You can pay for SAT prep. You can pay for someone to write a college application essay. You can pay a private school to fill a high-school transcript with AP courses.
And, if you’re willing to take the risk, you can even pay someone else to take your standardized tests for you.
The bottom line: money helps when it comes to college admissions. For decades, colleges and universities claimed to be remedying that fact by implementing race-conscious admission practices.
But last week a pivotal Supreme Court decision brought against Harvard University determined the practice runs afoul of the 14th Amendment’s Equal Protections Clause.
As schools like Harvard lament their inability to foster diversity on campus without race-based affirmative action, they’re ignoring a blatantly obvious alternative: wealth-based affirmative action. Now that skin color can’t be a consideration in admissions, bank balance should become one.

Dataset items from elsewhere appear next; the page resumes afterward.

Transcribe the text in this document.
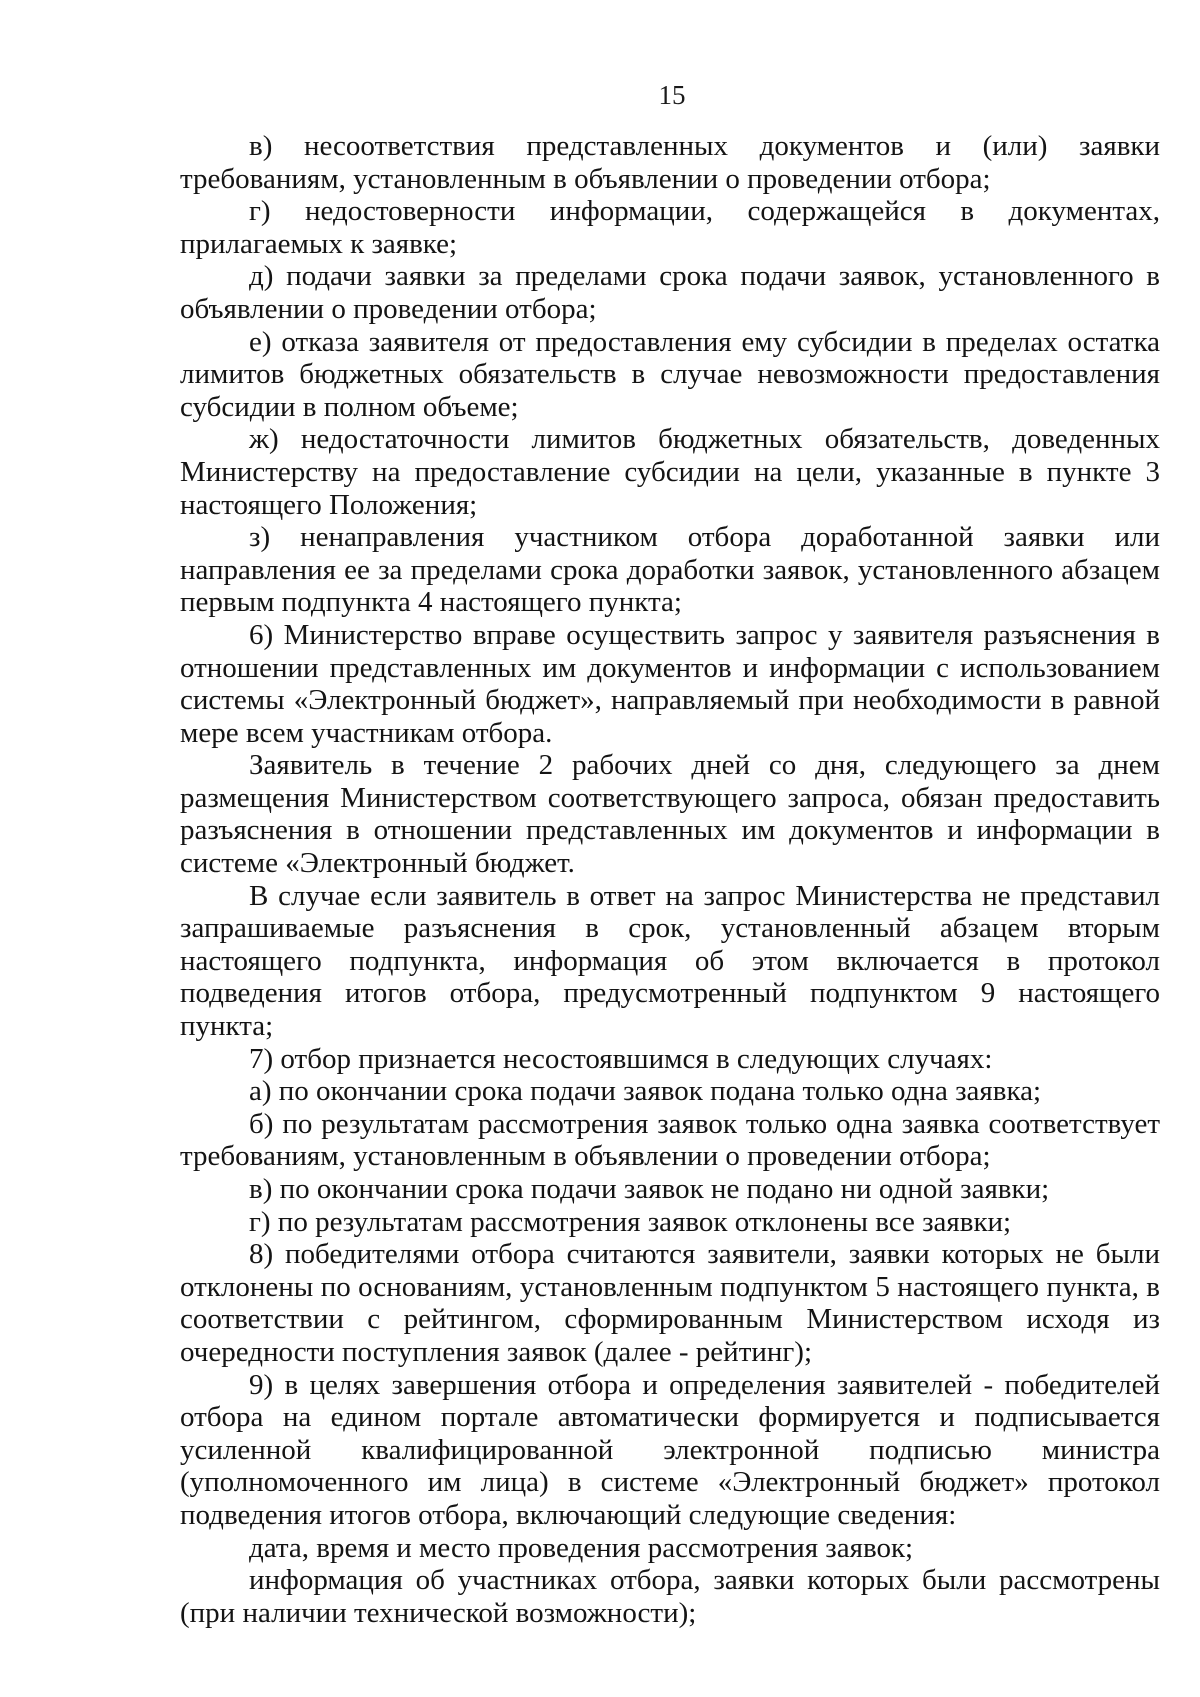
15

в) несоответствия представленных документов и (или) заявки требованиям, установленным в объявлении о проведении отбора;

г) недостоверности информации, содержащейся в документах, прилагаемых к заявке;

д) подачи заявки за пределами срока подачи заявок, установленного в объявлении о проведении отбора;

е) отказа заявителя от предоставления ему субсидии в пределах остатка лимитов бюджетных обязательств в случае невозможности предоставления субсидии в полном объеме;

ж) недостаточности лимитов бюджетных обязательств, доведенных Министерству на предоставление субсидии на цели, указанные в пункте 3 настоящего Положения;

з) ненаправления участником отбора доработанной заявки или направления ее за пределами срока доработки заявок, установленного абзацем первым подпункта 4 настоящего пункта;

6) Министерство вправе осуществить запрос у заявителя разъяснения в отношении представленных им документов и информации с использованием системы «Электронный бюджет», направляемый при необходимости в равной мере всем участникам отбора.

Заявитель в течение 2 рабочих дней со дня, следующего за днем размещения Министерством соответствующего запроса, обязан предоставить разъяснения в отношении представленных им документов и информации в системе «Электронный бюджет.

В случае если заявитель в ответ на запрос Министерства не представил запрашиваемые разъяснения в срок, установленный абзацем вторым настоящего подпункта, информация об этом включается в протокол подведения итогов отбора, предусмотренный подпунктом 9 настоящего пункта;

7) отбор признается несостоявшимся в следующих случаях:

а) по окончании срока подачи заявок подана только одна заявка;

б) по результатам рассмотрения заявок только одна заявка соответствует требованиям, установленным в объявлении о проведении отбора;

в) по окончании срока подачи заявок не подано ни одной заявки;

г) по результатам рассмотрения заявок отклонены все заявки;

8) победителями отбора считаются заявители, заявки которых не были отклонены по основаниям, установленным подпунктом 5 настоящего пункта, в соответствии с рейтингом, сформированным Министерством исходя из очередности поступления заявок (далее - рейтинг);

9) в целях завершения отбора и определения заявителей - победителей отбора на едином портале автоматически формируется и подписывается усиленной квалифицированной электронной подписью министра (уполномоченного им лица) в системе «Электронный бюджет» протокол подведения итогов отбора, включающий следующие сведения:

дата, время и место проведения рассмотрения заявок;

информация об участниках отбора, заявки которых были рассмотрены (при наличии технической возможности);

It’s a solution that would help diversify campuses socioeconomically and, by proxy, racially, considering America’s vast racial wealth disparities.

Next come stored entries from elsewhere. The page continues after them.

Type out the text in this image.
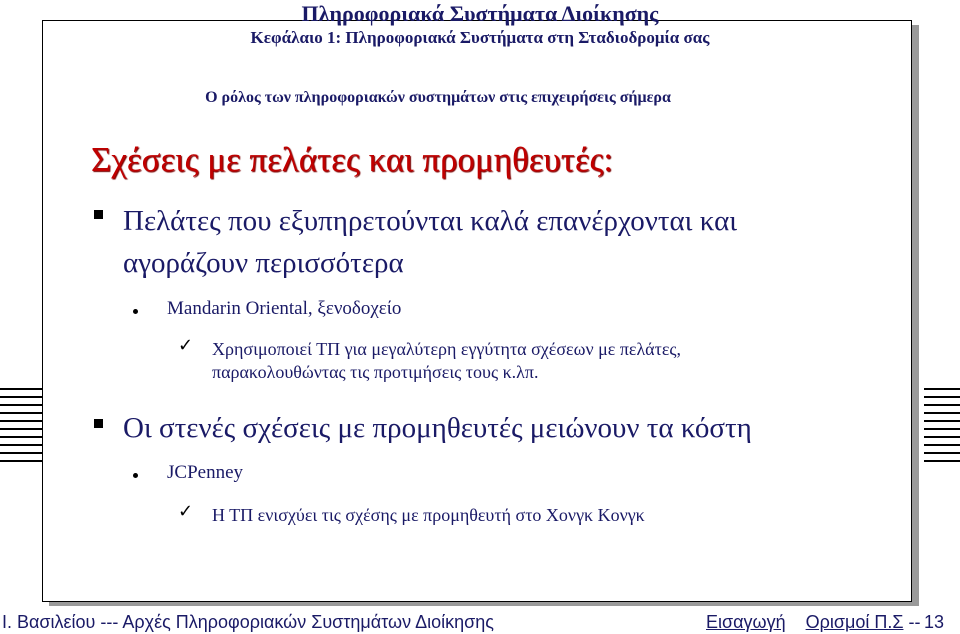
Πληροφοριακά Συστήματα Διοίκησης
Κεφάλαιο 1: Πληροφοριακά Συστήματα στη Σταδιοδρομία σας
Ο ρόλος των πληροφοριακών συστημάτων στις επιχειρήσεις σήμερα
Σχέσεις με πελάτες και προμηθευτές:
Πελάτες που εξυπηρετούνται καλά επανέρχονται και
αγοράζουν περισσότερα
Mandarin Oriental, ξενοδοχείο
✓ Χρησιμοποιεί ΤΠ για μεγαλύτερη εγγύτητα σχέσεων με πελάτες,
παρακολουθώντας τις προτιμήσεις τους κ.λπ.
Οι στενές σχέσεις με προμηθευτές μειώνουν τα κόστη
JCPenney
✓ Η ΤΠ ενισχύει τις σχέσης με προμηθευτή στο Χονγκ Κονγκ
Ι. Βασιλείου --- Αρχές Πληροφοριακών Συστημάτων Διοίκησης	Εισαγωγή Ορισμοί Π.Σ -- 13
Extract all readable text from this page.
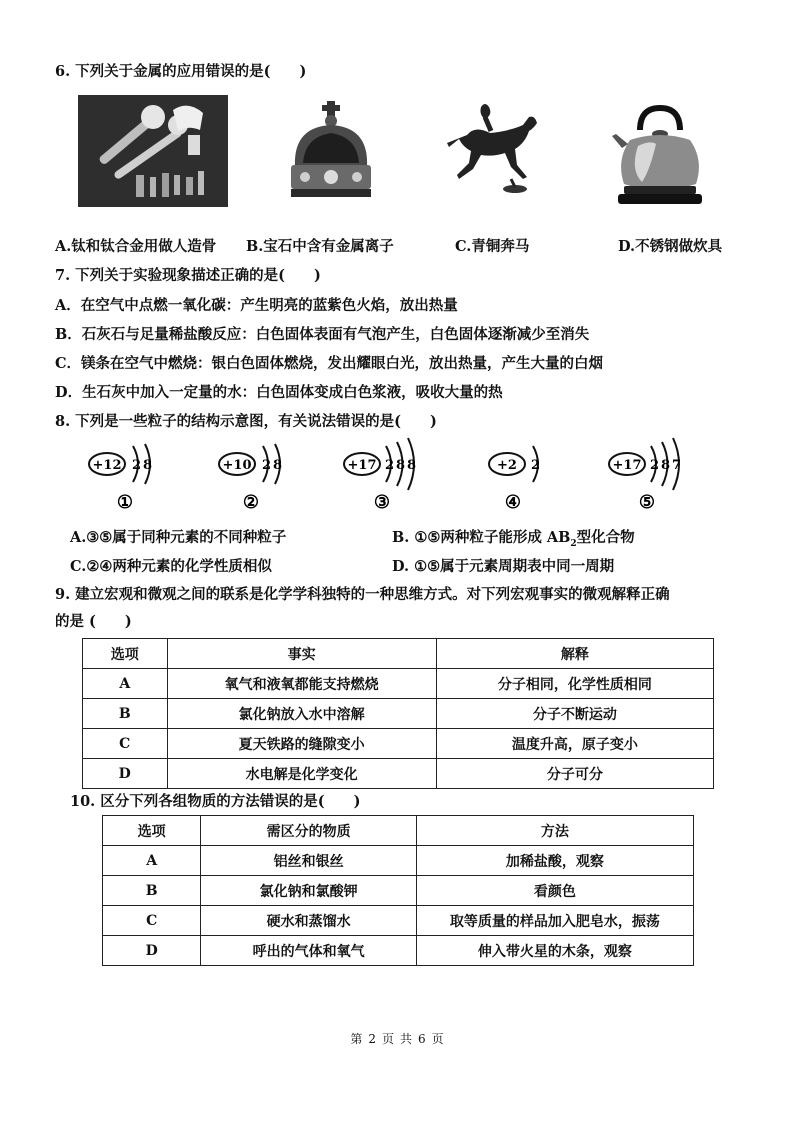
6. 下列关于金属的应用错误的是(　　)
A.钛和钛合金用做人造骨 B.宝石中含有金属离子	C.青铜奔马	D.不锈钢做炊具
7. 下列关于实验现象描述正确的是(　　)
A．在空气中点燃一氧化碳：产生明亮的蓝紫色火焰，放出热量
B．石灰石与足量稀盐酸反应：白色固体表面有气泡产生，白色固体逐渐减少至消失
C．镁条在空气中燃烧：银白色固体燃烧，发出耀眼白光，放出热量，产生大量的白烟
D．生石灰中加入一定量的水：白色固体变成白色浆液，吸收大量的热
8. 下列是一些粒子的结构示意图，有关说法错误的是(　　)
+12 2 8
①
+10 2 8
②
+17 2 8 8
③
+2 2
④
+17 2 8 7
⑤
A.③⑤属于同种元素的不同种粒子	B. ①⑤两种粒子能形成 $AB_2$型化合物
C.②④两种元素的化学性质相似	D. ①⑤属于元素周期表中同一周期
9. 建立宏观和微观之间的联系是化学学科独特的一种思维方式。对下列宏观事实的微观解释正确
的是 (　　)
选项	事实	解释
A	氧气和液氧都能支持燃烧	分子相同，化学性质相同
B	氯化钠放入水中溶解	分子不断运动
C	夏天铁路的缝隙变小	温度升高，原子变小
D	水电解是化学变化	分子可分
10. 区分下列各组物质的方法错误的是(　　)
选项	需区分的物质	方法
A	铝丝和银丝	加稀盐酸，观察
B	氯化钠和氯酸钾	看颜色
C	硬水和蒸馏水	取等质量的样品加入肥皂水，振荡
D	呼出的气体和氧气	伸入带火星的木条，观察
第 2 页 共 6 页
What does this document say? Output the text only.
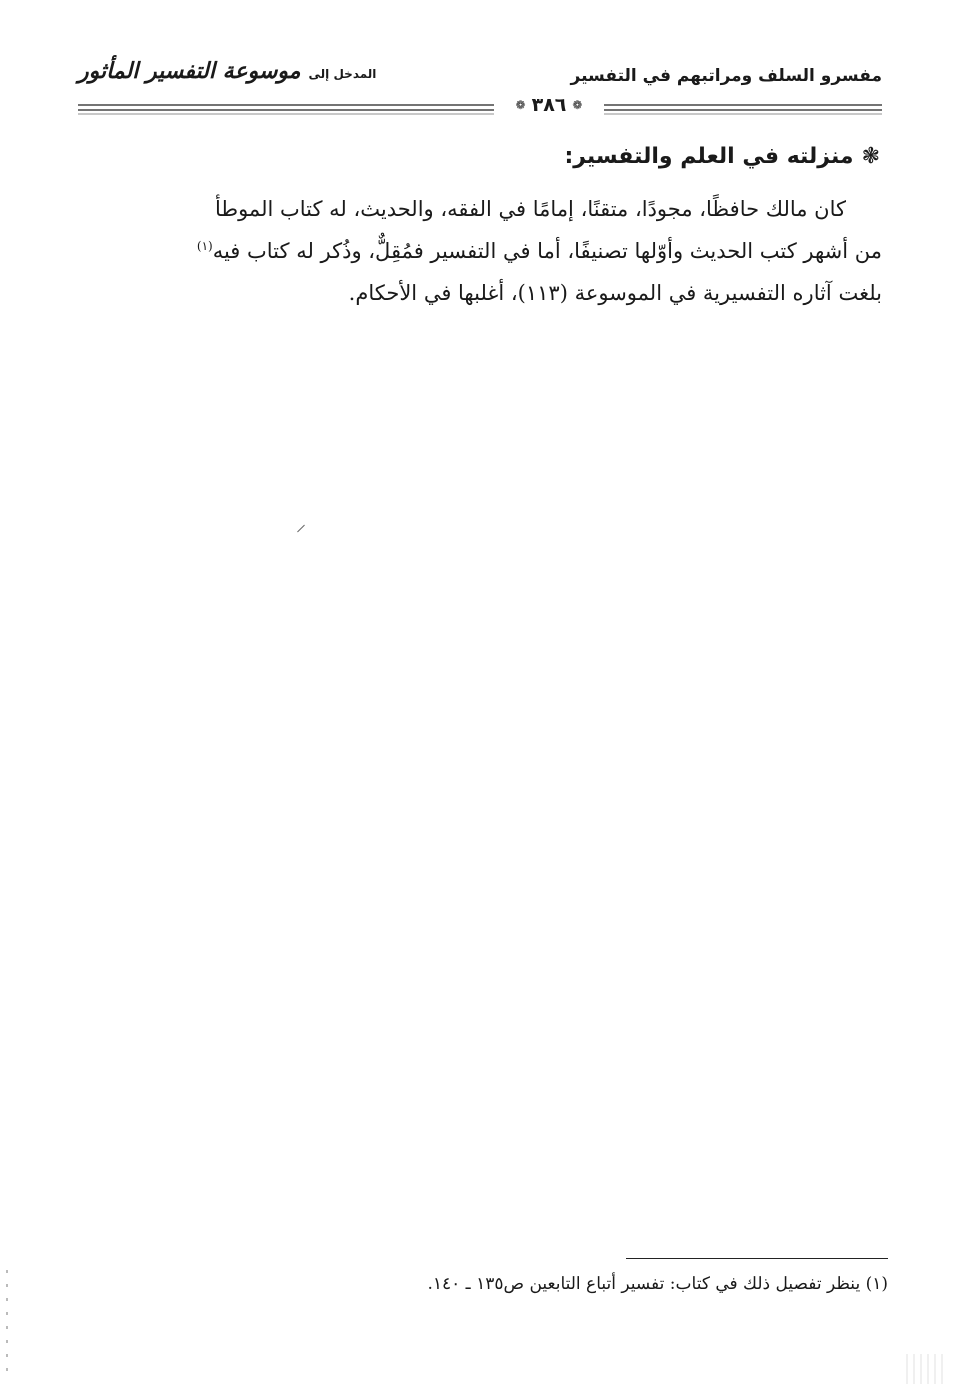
مفسرو السلف ومراتبهم في التفسير
المدخل إلى
موسوعة التفسير المأثور
❁ ٣٨٦ ❁
❃
منزلته في العلم والتفسير:
كان مالك حافظًا، مجودًا، متقنًا، إمامًا في الفقه، والحديث، له كتاب الموطأ
من أشهر كتب الحديث وأوّلها تصنيفًا، أما في التفسير فمُقِلٌّ، وذُكر له كتاب فيه$^{(١)}$
بلغت آثاره التفسيرية في الموسوعة (١١٣)، أغلبها في الأحكام.
(١) ينظر تفصيل ذلك في كتاب: تفسير أتباع التابعين ص١٣٥ ـ ١٤٠.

According to John Jay College professor Evan Mandery’s book “Poison Ivy: How Elite Colleges Divide Us,” the average family income of Harvard students is $505,000.

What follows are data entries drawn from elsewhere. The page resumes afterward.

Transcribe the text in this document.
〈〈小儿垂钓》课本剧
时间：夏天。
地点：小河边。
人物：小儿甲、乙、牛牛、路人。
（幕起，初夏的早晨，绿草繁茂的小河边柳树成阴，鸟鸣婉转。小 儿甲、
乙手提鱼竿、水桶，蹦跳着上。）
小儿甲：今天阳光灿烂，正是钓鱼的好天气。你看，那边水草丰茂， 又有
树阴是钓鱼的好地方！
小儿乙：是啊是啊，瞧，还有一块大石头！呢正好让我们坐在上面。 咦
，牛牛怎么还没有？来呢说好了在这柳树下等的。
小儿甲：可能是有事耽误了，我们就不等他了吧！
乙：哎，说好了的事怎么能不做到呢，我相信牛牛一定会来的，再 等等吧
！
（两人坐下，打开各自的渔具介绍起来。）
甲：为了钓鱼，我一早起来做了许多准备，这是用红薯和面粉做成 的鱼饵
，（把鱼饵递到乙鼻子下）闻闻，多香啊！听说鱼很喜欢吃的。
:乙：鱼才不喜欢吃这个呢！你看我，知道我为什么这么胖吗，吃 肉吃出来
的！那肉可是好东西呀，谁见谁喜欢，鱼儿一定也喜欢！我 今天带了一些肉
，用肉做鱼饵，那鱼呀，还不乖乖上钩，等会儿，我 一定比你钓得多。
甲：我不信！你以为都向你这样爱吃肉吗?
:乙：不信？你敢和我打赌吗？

More Harvard students are in the top 1% of family income than the bottom 50%. Worse yet, as many hale from the top one-tenth of 1% as from the bottom 20, according to analysis by economists Raj Chetty and John N. Friedman of data from the Harvard Crimson’s survey of the class of 2017.
And it’s not just white students who are throwing the numbers off. Some 71 percent of black, Hispanic and Native American students at Harvard are within the top fifth richest members of their respective racial group, according to Chetty and Friedman’s analysis of millions of tuition and tax records.
No matter how you slice it, it’s clear that Harvard’s student body isn’t even remotely reflective of the country at large.
And, considering that the university’s acceptance rate is a meager 3.4% and they can afford to fill their classes twice over with high school valedictorians, admissions officers really do have the power to tip the scales with wealth-based affirmative action.
It’s a system that’s proven to work for students of all backgrounds.
After California outlawed race-based affirmative action in 1996, UCLA Law School implemented a wealth-conscious admissions process. Analysis of their admissions data revealed that Hispanic students were twice as likely to be accepted and black students eleven times as likely as they otherwise would have been.
It’s a just, effective and obvious alternative. But colleges aren’t leaning in for one simple reason: money talks. Schools know that the families of wealthy students are far more likely to line their pockets with donations.
In fact, analysis by the National Bureau of Economic Research found that, even though Harvard University is sitting on a $50 billion endowment, children of donors were seven times more likely to get in than a typical applicant.
It’s essentially affirmative action for rich kids — and it’s taking spots from the applicants who truly pulled themselves up by their bootstraps.
Whether they couldn’t afford the cost of a tutor, worked a job during high school or cared for a sick relative, under-resourced kids who prove themselves should be celebrated.
And, whether they’re from the inner city or Appalachia, their skin color should be secondary to their contextual excellence.
A college degree was long hailed as a vehicle for class mobility. But elite colleges are betraying that ideal by churning out generation after generation of wealthy, connected kids on a nepotistic factory line.
This Supreme Court decision offers an opportunity for schools to reconsider that process.
What should be an easy question seems sadly all too hard for colleges to answer. What matters more: dollars or diversity?